Out of Darkness Came Light
When a handful of brewing behemoths effectively took over the beer industry during the decades following Prohibition their pursuit of profit effectively squeezed US beer culture dry of the rich traditions, flavours and styles first introduced by European immigrants. Brilliant marketing and an undemanding consumer may have turned the likes of Miller, Budweiser and Coors into hugely popular and lucrative brands, but the more discerning drinker, left with a choice between several varieties of the same tasteless pale lager, felt somewhat hard done to.
The Roots of Craft Brewing
Out of this dark era of US brewing history came light: homebrew. Those beer lovers craving the variety and flavours available in Europe were left with no other choice than to brew their own. Having been given official sanction by President Jimmy Carter in 1976 when homebrewing was nationally legalised, these early pioneers established the roots for the craft brewing industry.

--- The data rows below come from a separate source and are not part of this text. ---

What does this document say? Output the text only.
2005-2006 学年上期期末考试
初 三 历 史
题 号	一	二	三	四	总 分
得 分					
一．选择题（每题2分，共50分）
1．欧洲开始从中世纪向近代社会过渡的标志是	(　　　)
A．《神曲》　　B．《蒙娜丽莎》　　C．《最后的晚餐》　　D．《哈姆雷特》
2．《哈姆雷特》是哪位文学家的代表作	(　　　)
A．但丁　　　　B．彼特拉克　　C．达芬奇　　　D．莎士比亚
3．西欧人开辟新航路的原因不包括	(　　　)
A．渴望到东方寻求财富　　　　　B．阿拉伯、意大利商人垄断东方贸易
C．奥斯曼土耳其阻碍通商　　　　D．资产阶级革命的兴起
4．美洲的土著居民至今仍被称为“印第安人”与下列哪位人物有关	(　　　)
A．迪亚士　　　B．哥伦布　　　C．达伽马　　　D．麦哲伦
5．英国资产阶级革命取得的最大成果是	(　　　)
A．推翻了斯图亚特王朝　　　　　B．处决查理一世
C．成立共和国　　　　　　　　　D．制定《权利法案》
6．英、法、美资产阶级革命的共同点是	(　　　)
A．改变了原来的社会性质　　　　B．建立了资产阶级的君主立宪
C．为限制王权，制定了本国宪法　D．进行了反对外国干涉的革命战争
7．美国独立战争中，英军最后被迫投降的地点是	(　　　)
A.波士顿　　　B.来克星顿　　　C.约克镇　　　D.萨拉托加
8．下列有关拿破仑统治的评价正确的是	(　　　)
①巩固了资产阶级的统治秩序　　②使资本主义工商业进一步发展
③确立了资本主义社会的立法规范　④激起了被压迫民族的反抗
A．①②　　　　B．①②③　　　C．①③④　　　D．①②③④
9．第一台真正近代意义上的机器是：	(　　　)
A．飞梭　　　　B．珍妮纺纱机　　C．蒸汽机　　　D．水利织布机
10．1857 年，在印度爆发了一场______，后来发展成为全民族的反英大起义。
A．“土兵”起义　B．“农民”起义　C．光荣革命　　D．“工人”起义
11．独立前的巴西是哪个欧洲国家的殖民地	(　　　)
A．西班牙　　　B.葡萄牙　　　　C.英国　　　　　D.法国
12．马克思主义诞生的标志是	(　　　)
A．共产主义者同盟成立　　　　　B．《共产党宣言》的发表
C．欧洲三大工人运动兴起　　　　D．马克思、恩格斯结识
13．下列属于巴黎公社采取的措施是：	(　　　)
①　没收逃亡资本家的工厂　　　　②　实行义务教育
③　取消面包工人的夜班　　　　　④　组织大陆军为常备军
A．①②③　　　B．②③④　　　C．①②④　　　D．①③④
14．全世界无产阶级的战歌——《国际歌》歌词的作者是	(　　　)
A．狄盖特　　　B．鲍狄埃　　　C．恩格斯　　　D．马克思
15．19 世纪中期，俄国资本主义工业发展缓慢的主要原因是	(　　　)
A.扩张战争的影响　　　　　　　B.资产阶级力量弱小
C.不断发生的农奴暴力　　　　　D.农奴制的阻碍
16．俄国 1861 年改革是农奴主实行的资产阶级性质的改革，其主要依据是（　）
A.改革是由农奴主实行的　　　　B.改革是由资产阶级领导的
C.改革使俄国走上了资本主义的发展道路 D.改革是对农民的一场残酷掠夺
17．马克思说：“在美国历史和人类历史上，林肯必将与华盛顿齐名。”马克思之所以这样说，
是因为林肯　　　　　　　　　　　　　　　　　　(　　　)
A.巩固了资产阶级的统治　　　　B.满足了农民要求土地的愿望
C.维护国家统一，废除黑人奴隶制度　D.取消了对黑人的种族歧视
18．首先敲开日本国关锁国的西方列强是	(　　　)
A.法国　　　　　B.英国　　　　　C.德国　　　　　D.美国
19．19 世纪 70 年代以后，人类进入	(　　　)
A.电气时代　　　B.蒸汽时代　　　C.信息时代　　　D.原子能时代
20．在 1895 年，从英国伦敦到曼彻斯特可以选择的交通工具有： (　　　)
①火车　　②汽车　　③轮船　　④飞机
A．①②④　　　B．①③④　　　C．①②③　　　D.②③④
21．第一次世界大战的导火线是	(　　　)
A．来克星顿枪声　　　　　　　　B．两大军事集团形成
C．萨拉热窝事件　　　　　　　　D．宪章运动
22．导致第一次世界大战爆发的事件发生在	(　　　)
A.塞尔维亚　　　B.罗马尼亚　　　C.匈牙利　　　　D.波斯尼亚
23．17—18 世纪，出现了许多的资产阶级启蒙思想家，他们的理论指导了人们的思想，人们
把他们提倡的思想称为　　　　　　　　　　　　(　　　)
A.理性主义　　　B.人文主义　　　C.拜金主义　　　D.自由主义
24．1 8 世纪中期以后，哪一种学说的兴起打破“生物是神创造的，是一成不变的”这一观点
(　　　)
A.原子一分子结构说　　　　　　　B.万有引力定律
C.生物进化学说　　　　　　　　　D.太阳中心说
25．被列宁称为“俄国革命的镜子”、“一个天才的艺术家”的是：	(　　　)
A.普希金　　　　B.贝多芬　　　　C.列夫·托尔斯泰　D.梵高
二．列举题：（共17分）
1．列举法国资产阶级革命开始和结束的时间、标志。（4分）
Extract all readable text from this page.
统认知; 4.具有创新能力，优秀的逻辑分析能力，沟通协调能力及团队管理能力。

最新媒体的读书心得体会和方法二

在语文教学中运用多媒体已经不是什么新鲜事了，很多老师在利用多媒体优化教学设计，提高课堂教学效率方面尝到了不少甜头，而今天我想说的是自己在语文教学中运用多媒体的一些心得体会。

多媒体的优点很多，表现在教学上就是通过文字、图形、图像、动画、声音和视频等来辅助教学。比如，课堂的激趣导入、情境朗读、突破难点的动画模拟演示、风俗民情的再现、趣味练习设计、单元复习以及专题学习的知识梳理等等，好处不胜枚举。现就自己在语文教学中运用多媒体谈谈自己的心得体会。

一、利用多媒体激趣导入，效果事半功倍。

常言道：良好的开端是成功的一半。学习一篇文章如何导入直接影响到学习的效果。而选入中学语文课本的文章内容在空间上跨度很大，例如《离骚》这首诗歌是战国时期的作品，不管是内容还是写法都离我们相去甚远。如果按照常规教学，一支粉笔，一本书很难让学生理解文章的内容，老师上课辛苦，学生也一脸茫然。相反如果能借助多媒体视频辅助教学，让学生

Inspired by the old world traditions of artisan beer and cask ale production still alive in Great Britain, Germany and Belgium, and motivated by a desire to reintroduce Americans to more flavoursome beer and traditions that had been lost in their own country, some homebrewers turned a hobby into a profession by starting up their own small scale brewing operations.
The New Albion and Anchor
Founded in 1976 by one homebrew enthusiast, The New Albion Brewery in Sonoma, California, was a important early microbrewery pioneer. It was not a success as a business venture, instead its achievement was in inspiring a great many other homebrewers to follow suit and start their own microbreweries.
The 1980s became the pioneer era for craft brewing. Its growth during this period was led by such passionate trailblazers as Sierra Nevada, Mendocino Brewing Co., Yakima Brewing & Malting Co. and Anchor.
Anchor Brewing Company was notable for being both part of the ‘new breed’ and a rare historic enterprise, having kept alive some of America’s original beer traditions, including California Common Beer or ‘Steam Beer’. It was only able to survive so long because, on the verge of collapse, it was purchased in 1965 by a visionary force in Fritz Maytag who reinvented it for the new era while keeping alive its unique beer production.
The Rise of Microbreweries and Craft Brewing
The microbreweries and brewpubs of the 1980s struggled against a fierce market conditions to establish the foundations for their new industry. Regarding their efforts as little more than a novelty, at the time the brewing giants saw no threat or future in these small scale amateur operations.
It took until the beginning of the new decade for the brewing standards to reach a level of quality and consistency that it encouraged greater distribution and, as a result, an increased awareness and popularity. Between 1991 and 1995, annual volume growth increased from 35% to a high of 58%.
The mid-2000s saw the craft brewing revolution hitting its stride, with annual growth for the craft sector increasing between 6 and 12 % year on year from 2004. The number of craft brewers in operation had increased from eight early crusaders in 1980 to 537 in 1994 to 1482 in 2009. 344 congressional districts now boast at least one brewery and the north western states shows the greatest density of microbrewery action – with Portland, Oregon its beating heart – and the southern central and south-eastern states the least.
The Sign of Success
Although craft brewers still only account for around 4% of sales in a market dominated by pale lagers, the fact that the megabrewers are now keen to get a share of the craft brewing phenomenon by producing their own craft beers and buying into authentic breweries is a major sign that it is a very significant area that will continue to grow.
There are hopeful signs that the US will return to the thriving brewing heritage it lost when economic ambitions were sated at the expense of flavour and character.